When buying a home, there are a multiple unfamiliar terms and phrases you’ll hear throughout the home buying processes. Private Mortgage Insurance (PMI) is a big part of the loan process, and important for you to understand before closing on your home loan. Here are some common private mortgage insurance questions and answers to guide you down the right path.
Common Private Mortgage Insurance Questions
What is private mortgage insurance?
PMI is a type of mortgage insurance you are required to pay if you pay less than 20% down on a loan. This insurance protects the lender if you stop making your mortgage payments and end up in a foreclosure situation.
How much private mortgage insurance will I need to pay?
PMI fees vary among borrowers depending on the amount of the loan, how much the borrower pays down, and the borrower’s credit score. They generally vary from 0.3 percent to about 1.5 percent of the original loan amount per year. In simple terms, if you are considered a threat or high risk to the lender, you may be required to pay PMI in your monthly mortgage payments.
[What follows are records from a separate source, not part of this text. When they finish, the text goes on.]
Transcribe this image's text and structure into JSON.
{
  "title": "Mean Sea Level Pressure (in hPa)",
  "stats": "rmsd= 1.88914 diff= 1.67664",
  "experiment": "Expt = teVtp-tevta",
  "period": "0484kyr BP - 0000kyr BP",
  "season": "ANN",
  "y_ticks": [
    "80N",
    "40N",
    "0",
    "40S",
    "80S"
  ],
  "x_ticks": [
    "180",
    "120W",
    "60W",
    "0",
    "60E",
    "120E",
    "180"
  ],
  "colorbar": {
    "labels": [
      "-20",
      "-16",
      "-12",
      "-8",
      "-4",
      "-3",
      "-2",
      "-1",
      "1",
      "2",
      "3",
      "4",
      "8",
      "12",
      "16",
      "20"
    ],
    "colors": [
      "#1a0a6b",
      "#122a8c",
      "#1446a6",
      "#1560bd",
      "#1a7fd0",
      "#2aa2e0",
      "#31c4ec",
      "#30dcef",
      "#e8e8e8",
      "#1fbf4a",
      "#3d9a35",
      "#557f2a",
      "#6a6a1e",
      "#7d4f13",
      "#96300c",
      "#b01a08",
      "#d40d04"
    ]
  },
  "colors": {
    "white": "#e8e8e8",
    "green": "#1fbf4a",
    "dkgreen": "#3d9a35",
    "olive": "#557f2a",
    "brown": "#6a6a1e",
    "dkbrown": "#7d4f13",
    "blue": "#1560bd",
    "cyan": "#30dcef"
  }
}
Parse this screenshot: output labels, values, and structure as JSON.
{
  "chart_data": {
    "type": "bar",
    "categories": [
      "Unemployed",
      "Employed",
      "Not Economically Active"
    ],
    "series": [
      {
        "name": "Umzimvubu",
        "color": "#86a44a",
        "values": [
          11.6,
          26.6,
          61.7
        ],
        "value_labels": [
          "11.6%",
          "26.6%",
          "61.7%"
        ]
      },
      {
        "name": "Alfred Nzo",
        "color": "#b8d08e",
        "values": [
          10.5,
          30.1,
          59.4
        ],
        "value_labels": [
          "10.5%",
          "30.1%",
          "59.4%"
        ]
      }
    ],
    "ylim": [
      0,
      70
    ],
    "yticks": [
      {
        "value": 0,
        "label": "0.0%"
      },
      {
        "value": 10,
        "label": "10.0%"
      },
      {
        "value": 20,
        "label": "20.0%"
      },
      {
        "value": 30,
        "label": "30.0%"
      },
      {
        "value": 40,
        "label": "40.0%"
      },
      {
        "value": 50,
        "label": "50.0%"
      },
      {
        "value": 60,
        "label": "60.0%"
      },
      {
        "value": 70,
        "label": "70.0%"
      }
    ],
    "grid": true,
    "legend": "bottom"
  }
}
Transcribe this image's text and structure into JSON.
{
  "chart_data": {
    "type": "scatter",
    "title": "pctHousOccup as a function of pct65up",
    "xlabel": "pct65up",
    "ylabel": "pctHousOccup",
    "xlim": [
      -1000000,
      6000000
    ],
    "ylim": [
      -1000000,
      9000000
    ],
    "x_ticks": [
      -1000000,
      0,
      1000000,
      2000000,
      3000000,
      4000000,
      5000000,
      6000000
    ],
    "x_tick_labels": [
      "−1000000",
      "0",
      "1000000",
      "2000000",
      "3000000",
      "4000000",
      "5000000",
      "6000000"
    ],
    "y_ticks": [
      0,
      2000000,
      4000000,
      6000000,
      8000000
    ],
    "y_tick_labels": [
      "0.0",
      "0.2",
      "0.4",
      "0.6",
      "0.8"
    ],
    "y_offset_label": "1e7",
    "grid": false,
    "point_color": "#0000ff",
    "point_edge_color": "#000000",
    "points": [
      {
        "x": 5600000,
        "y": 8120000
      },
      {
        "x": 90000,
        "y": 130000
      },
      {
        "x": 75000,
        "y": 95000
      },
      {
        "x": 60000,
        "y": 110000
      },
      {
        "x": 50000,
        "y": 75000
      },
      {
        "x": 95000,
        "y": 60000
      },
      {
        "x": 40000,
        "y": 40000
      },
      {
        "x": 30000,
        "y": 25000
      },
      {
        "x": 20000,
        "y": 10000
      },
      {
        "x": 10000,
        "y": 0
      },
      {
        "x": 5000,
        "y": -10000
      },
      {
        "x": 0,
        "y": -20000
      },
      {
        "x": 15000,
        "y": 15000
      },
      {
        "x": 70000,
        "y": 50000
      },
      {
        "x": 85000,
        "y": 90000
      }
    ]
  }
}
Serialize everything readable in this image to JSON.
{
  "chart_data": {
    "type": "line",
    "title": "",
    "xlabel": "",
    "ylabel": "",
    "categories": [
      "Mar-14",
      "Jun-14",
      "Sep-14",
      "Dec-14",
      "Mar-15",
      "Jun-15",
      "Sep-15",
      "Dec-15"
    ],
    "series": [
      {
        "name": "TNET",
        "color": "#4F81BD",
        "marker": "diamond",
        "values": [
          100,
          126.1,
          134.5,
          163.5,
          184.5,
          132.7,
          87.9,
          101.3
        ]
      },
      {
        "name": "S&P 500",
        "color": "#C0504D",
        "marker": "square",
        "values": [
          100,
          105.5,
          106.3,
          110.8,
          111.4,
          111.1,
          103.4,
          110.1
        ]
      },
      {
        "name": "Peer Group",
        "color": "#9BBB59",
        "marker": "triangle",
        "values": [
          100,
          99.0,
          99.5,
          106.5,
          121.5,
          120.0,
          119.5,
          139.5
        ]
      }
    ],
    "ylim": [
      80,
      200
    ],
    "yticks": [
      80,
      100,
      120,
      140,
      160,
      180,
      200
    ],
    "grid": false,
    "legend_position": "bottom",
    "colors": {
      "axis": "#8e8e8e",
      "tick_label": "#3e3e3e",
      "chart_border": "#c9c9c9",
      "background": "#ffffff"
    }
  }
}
You may be considered high risk if you’ve sold multiple homes recently, have been through a disclosure, or have an unsteady or undocumented income. Your loan officer will discuss any concerns with you and require proper documentation.
How do I get rid of PMI?
The remove private mortgage insurance, you must have at least 20% equity in the home. Once you have paid down the mortgage balance to 80% of the home’s original appraised value, you are able to ask you lender to remove the PMI. With an FHA loan, once you pay your debt to 78% of the home’s value, the FHA cancels your mortgage insurance.
Is it worth it to refinance to eliminate PMI?
If you have collected enough equity to eliminate your mortgage insurance, it may be worth it to talk with your lender to refinance your home. Refinancing is generally a good idea when you want to lower the interest rate on your existing loan. If interest rates have sky rocketed since you starting paying on your loan, it may not be worth it to refinance as you may not be saving money at that point.
Why Pay for PMI?
Paying private mortgage insurance is often necessary as first time home buyers aren’t able to pay 20% down on their first home. However, it’s important that you understand the terms of your private mortgage insurance and calculate your loan to value to avoid paying it longer than absolutely necessary.